We discussed two different, but interrelated technologies that Brainware has developed; one a search engine based on n-grams and another, a classification engine that uses neural networks. Brainware offers both enterprise and desktop editions of each. I received a demo of the desktop version of the products and now have both running on my laptop.
A Search example
On the desktop search side, the product, called Globalbrain Personal Edition, differs from many other search products on the market in that it does not make use of keyword search. Rather, it searches are natural language based, using a patented n-gram approach. When indexing a word, the word is parsed into three parts and then a vector is created. For example, the word sample would be parsed as sam, amp, mpl, etc. According to Brainware, this three-letter snippet approach makes the search engine language independent. The capability provided by Brainware lets users search, not simply on key words, but on whole paragraphs. For example, I have many documents (in various formats) on my desktop that deal with all of the companies I speak with. Say, I want to find some documents relating to specific challenges companies faced in deploying their text analytics solutions. Rather than simply inputting “text analytics” and “challenges”, I can type in a phrase or even a paragraph with the wording I’m looking for. This returns a much more targeted set of documents.
A Classification example
On the desktop classification front, the product is very easy to use. I simply loaded the software which provided me a user interface where I could develop classes and then train my system to automatically classify documents based on a few training examples. As I mentioned, I have many documents on my desktop that deal with various technology areas and I might want to classify them in an intelligent manner for some research I’m planning. So, I created several classes: text analytics, visualization, and MDM. I simply created these classes and then dragged documents that I felt fell into each category onto those classes.

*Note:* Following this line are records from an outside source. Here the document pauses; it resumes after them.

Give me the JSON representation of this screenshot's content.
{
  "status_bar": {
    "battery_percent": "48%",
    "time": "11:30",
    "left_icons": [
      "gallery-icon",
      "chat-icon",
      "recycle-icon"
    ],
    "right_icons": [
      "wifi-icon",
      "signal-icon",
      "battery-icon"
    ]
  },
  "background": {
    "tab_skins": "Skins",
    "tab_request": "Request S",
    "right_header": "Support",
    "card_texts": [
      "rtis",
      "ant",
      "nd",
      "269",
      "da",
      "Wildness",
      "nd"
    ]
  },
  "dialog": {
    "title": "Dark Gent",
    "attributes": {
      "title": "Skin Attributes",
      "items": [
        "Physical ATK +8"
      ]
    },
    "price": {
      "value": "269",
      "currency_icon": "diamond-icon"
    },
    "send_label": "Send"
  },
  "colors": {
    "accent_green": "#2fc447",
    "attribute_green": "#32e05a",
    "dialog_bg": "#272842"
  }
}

I trained the system on these examples.
Brainware provides a visual interface that lets me view how “good” the learned set is via a series of points in three-dimensional space. The closer together the points (from the same class) are on the plot, the better the classification will be. Also, the more separate the various class points are, the better the classification. In my classification test, the visualization and the MDM documents were tightly clustered, while the text analytics information was not. In any event, I then ran the classifier over the rest of my documents (supplying a few parameters) and the system automatically classified what it could. It also gave me a list of documents that it couldn’t classify, but suggested the appropriate categories. I could then just drag those documents into the appropriate categories and run the classifier again. I should add that it did a good job of suggesting the right class for the documents it put in the unclassified category.

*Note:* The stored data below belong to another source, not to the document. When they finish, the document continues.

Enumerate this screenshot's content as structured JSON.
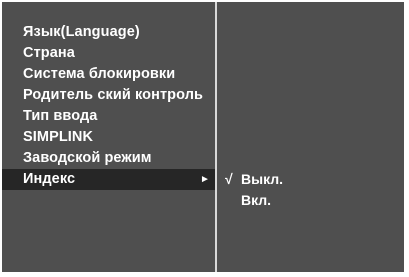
{
  "menu": {
    "items": [
      {
        "label": "Язык(Language)",
        "selected": false
      },
      {
        "label": "Страна",
        "selected": false
      },
      {
        "label": "Система блокировки",
        "selected": false
      },
      {
        "label": "Родитель ский контроль",
        "selected": false
      },
      {
        "label": "Тип ввода",
        "selected": false
      },
      {
        "label": "SIMPLINK",
        "selected": false
      },
      {
        "label": "Заводской режим",
        "selected": false
      },
      {
        "label": "Индекс",
        "selected": true
      }
    ],
    "arrow_icon": "►"
  },
  "submenu": {
    "check_icon": "√",
    "options": [
      {
        "label": "Выкл.",
        "checked": true
      },
      {
        "label": "Вкл.",
        "checked": false
      }
    ]
  },
  "colors": {
    "background": "#4f4f4f",
    "selected_row": "#262626",
    "divider": "#d9d9d9",
    "text": "#ffffff"
  }
}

Brainware on an enterprise level
The enterprise edition of the product combines the search and classification capabilities and lets users search and classify over 400 different document types.

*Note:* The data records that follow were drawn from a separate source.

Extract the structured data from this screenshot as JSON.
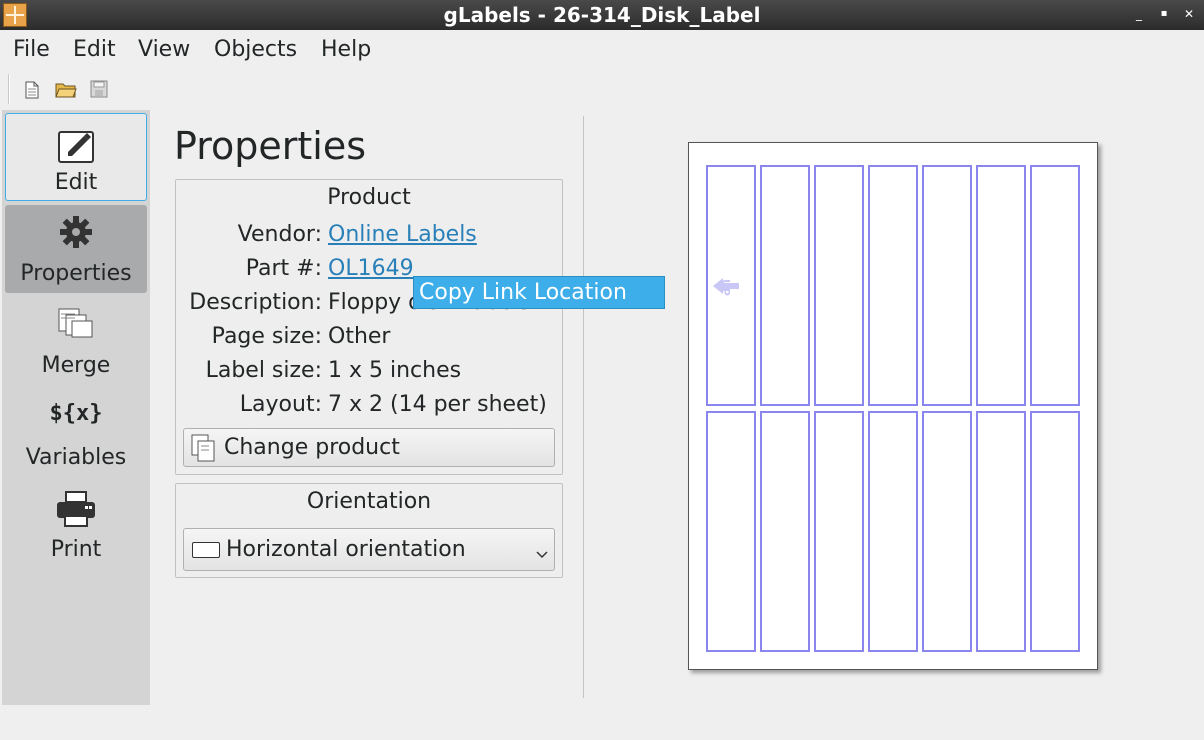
{
  "window": {
    "title": "gLabels - 26-314_Disk_Label",
    "controls": [
      "_",
      "▪",
      "✕"
    ]
  },
  "menubar": {
    "items": [
      "File",
      "Edit",
      "View",
      "Objects",
      "Help"
    ]
  },
  "toolbar": {
    "buttons": [
      "new-document-icon",
      "open-folder-icon",
      "save-icon"
    ]
  },
  "sidebar": {
    "items": [
      {
        "label": "Edit",
        "icon": "edit-icon"
      },
      {
        "label": "Properties",
        "icon": "gear-icon"
      },
      {
        "label": "Merge",
        "icon": "merge-icon"
      },
      {
        "label": "Variables",
        "icon": "variables-icon",
        "glyph": "${x}"
      },
      {
        "label": "Print",
        "icon": "printer-icon"
      }
    ],
    "selected": "Properties"
  },
  "properties": {
    "title": "Properties",
    "product": {
      "group_title": "Product",
      "vendor_label": "Vendor:",
      "vendor_value": "Online Labels",
      "part_label": "Part #:",
      "part_value": "OL1649",
      "description_label": "Description:",
      "description_value": "Floppy disk Labels",
      "page_size_label": "Page size:",
      "page_size_value": "Other",
      "label_size_label": "Label size:",
      "label_size_value": "1 x 5 inches",
      "layout_label": "Layout:",
      "layout_value": "7 x 2 (14 per sheet)",
      "change_button": "Change product"
    },
    "orientation": {
      "group_title": "Orientation",
      "selected": "Horizontal orientation"
    }
  },
  "context_popup": {
    "label": "Copy Link Location"
  },
  "preview": {
    "columns": 7,
    "rows": 2,
    "up_label": "UP"
  },
  "colors": {
    "accent": "#3daee9",
    "link": "#2980b9",
    "label_outline": "#8a86ee"
  }
}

Now, Brainware isn’t planning to compete with Google, Yahoo!, Fast, etc. Rather, the company sees its search as a complement to these inverted index approaches. The idea would be to embed its search into other applications that deal with archiving, document management, or e-discovery, to name a few. The classification piece could also be embedded into the appropriate applications. I asked if the company was in discussions with content management providers and service providers that store emails and documents. It would seem to me that this software would be a natural complement to some of these systems. My understanding is that the company is looking for partnerships in the area. Brainware currently has a partnership with Attensity, a text analytics provider, to help classify and search documents as part of the text analytics process.
I’m interested to see what will develop with this company.